Education is about the only thing we spend money on.

As far as the $49.95, I'm undecided. But, do you really think that their op-ed writers can answer all their emails?

Talk about automatic assumptions, I don't judge people on the way they are dressed. Besides, I'm not trying to judge you anyway, but to make you think.

How about this? Instead of just paying the fee, which I'm sure if you asked Amy Goodman she would not recommend it, why don't you protest the New York Times charging and maybe they will change their minds? There is an e-mail address on the NYT site for select something or other. I sent them my "fuck you" the other day. Tell them you like reading the paper but can't afford the fee. Maybe it will make a difference. Maybe not.

But whether you resent it or not, it is my job, just like it is Amy's job, to report fairly and accurately what I see. What I see on one hand is a bunch of fairly clueless Birmingham liberals coming to see Amy Goodman because she is a celebrity journalist from New York with a book out, and on the other hand, talking about paying the New York Times a fee for their online content.

Did you just miss the part about them beating the drums for war? How can you support that?

Also, and this is just inside baseball stuff on the media which I understand the public doesn't get, the NYT is just as guilty of a disparity in wealth as the Bush administration. Did you know Maureen Dowd makes $1.2 million a year to write two snarly columns a week? Did you also know that the NYT was paying freelancers like myself $15 an hour to do things out of New Orleans like investigate Trent Lott?

My work buried Trent Lott, and the correspondent I worked with did not even give me byline credit. The NYT management slandered Rick Bragg from Alabama for using an intern, but the guy who did not give me credit was a Yale grad from Long Island and they gave him a promotion.
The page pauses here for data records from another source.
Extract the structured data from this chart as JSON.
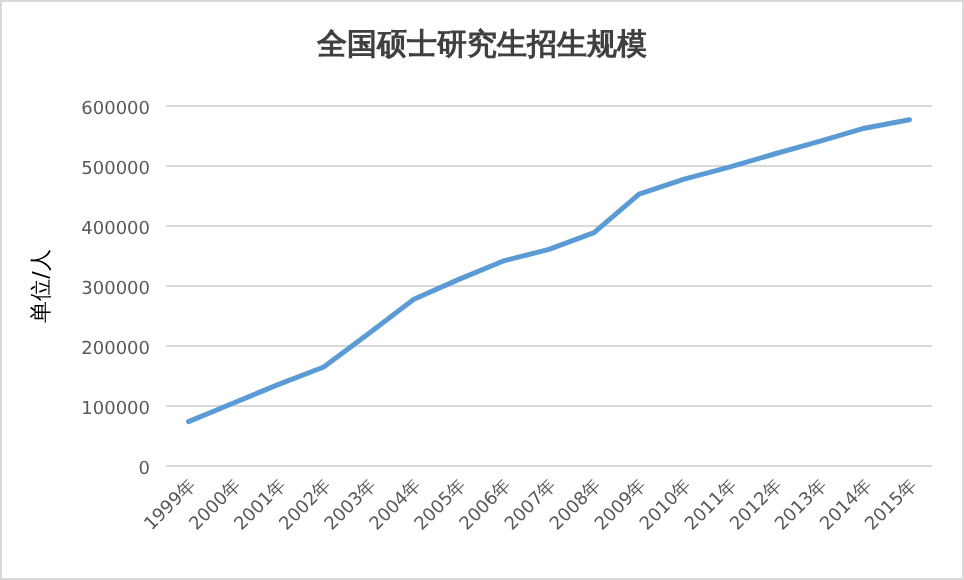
{
  "chart_data": {
    "type": "line",
    "title": "全国硕士研究生招生规模",
    "ylabel": "单位/人",
    "categories": [
      "1999年",
      "2000年",
      "2001年",
      "2002年",
      "2003年",
      "2004年",
      "2005年",
      "2006年",
      "2007年",
      "2008年",
      "2009年",
      "2010年",
      "2011年",
      "2012年",
      "2013年",
      "2014年",
      "2015年"
    ],
    "series": [
      {
        "color": "#5b9bd5",
        "values": [
          74000,
          105000,
          136000,
          165000,
          221000,
          278000,
          311000,
          342000,
          361000,
          389000,
          453000,
          478000,
          498000,
          520000,
          541000,
          563000,
          577000
        ]
      }
    ],
    "ylim": [
      0,
      600000
    ],
    "yticks": [
      0,
      100000,
      200000,
      300000,
      400000,
      500000,
      600000
    ],
    "grid": "y",
    "marker": "none",
    "line_style": "solid"
  }
}
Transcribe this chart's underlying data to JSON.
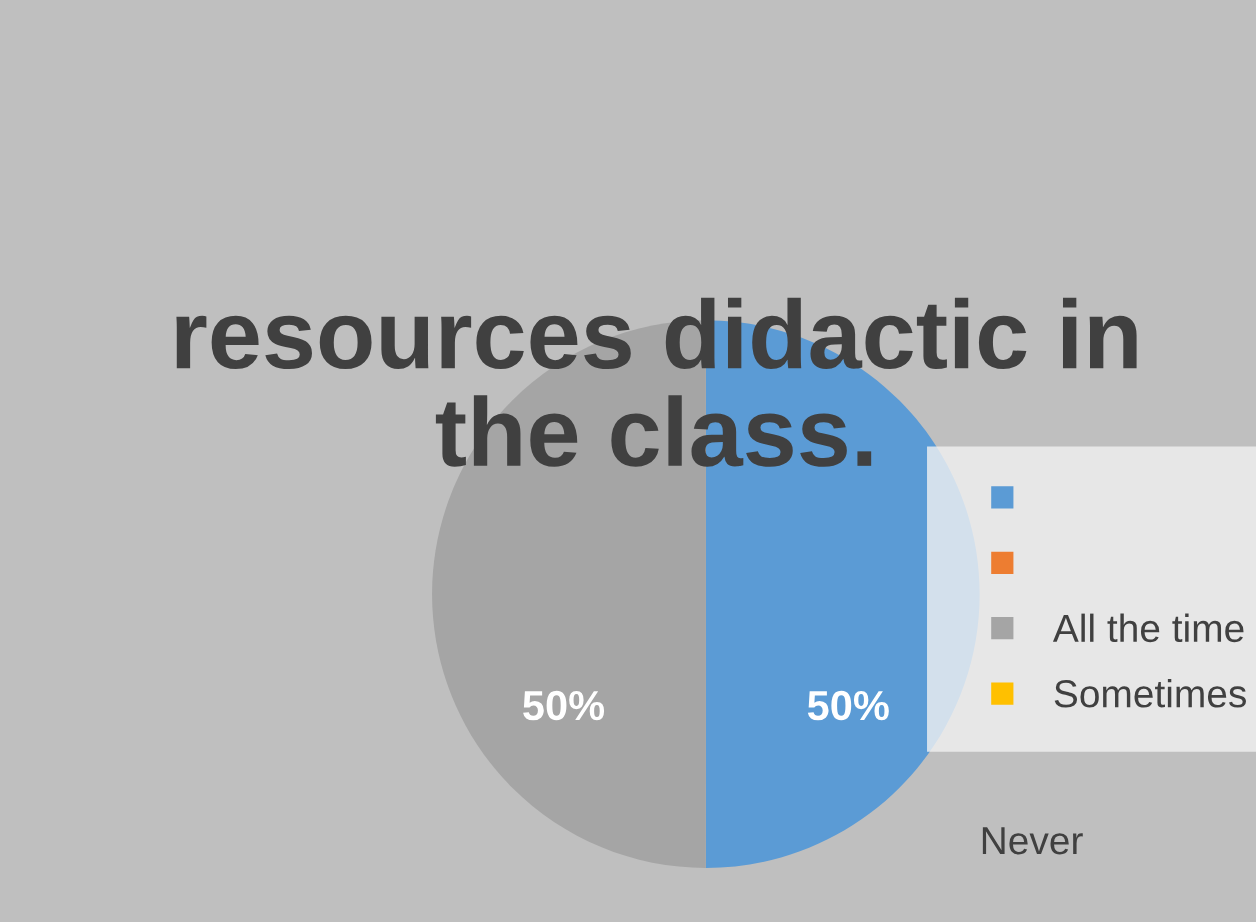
{
  "chart_data": {
    "type": "pie",
    "title": "resources didactic in the class.",
    "categories": [
      null,
      null,
      "All the time",
      "Sometimes"
    ],
    "values": [
      50,
      0,
      50,
      0
    ],
    "colors": [
      "#5b9bd5",
      "#ed7d31",
      "#a5a5a5",
      "#ffc000"
    ],
    "value_labels": [
      "50%",
      null,
      "50%",
      null
    ],
    "legend": "right",
    "annotations": [
      "Never"
    ]
  }
}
He is now the Hollywood bureau chief for the Times.

I appreciate what Amy Goodman is doing, but as far as I'm concerned, she is just another New Yorker with a degree from Harvard who gets all the money and attention, while all kinds of reporters from around here work for slave wages and do a lot of the real work Ms. Goodman puts on the air on her show every day.

Forgive me if I sound pissed off, but the fact is, I am pissed off. I want the people of Birmingham to understand what is going on. That's why I started the Web site in the first place. But after being gone from here for many years, what I find is the same kind of ignorance that I left here to get away from.

If not for my 79-year-old mother who needs me here now, I would not be here. I have little hope that the few protestors there are around here will ever be able to make a difference, although I try to hold out some hope.

Your comments to me are indicative of exactly what I fear. Nothing personal, but shouldn't you be arguing with the little pansy who is the editorial page editor of the Birmingham News? Did you happen to catch his column last week? He didn't want to play the blame game, so he was so fair and balanced that his pathetic little column was wholly inaccurate.

Of course I told him so via e-mail, but they just ignore the criticism because they are a Newhouse corporate chain newspaper and could care less what the smart people in this town think - as long as people keep buying the paper and they make their 20 percent profit.

I wish you well, I really do, but if you pay the NYT after hearing what Amy said, I have nothing else to say to you.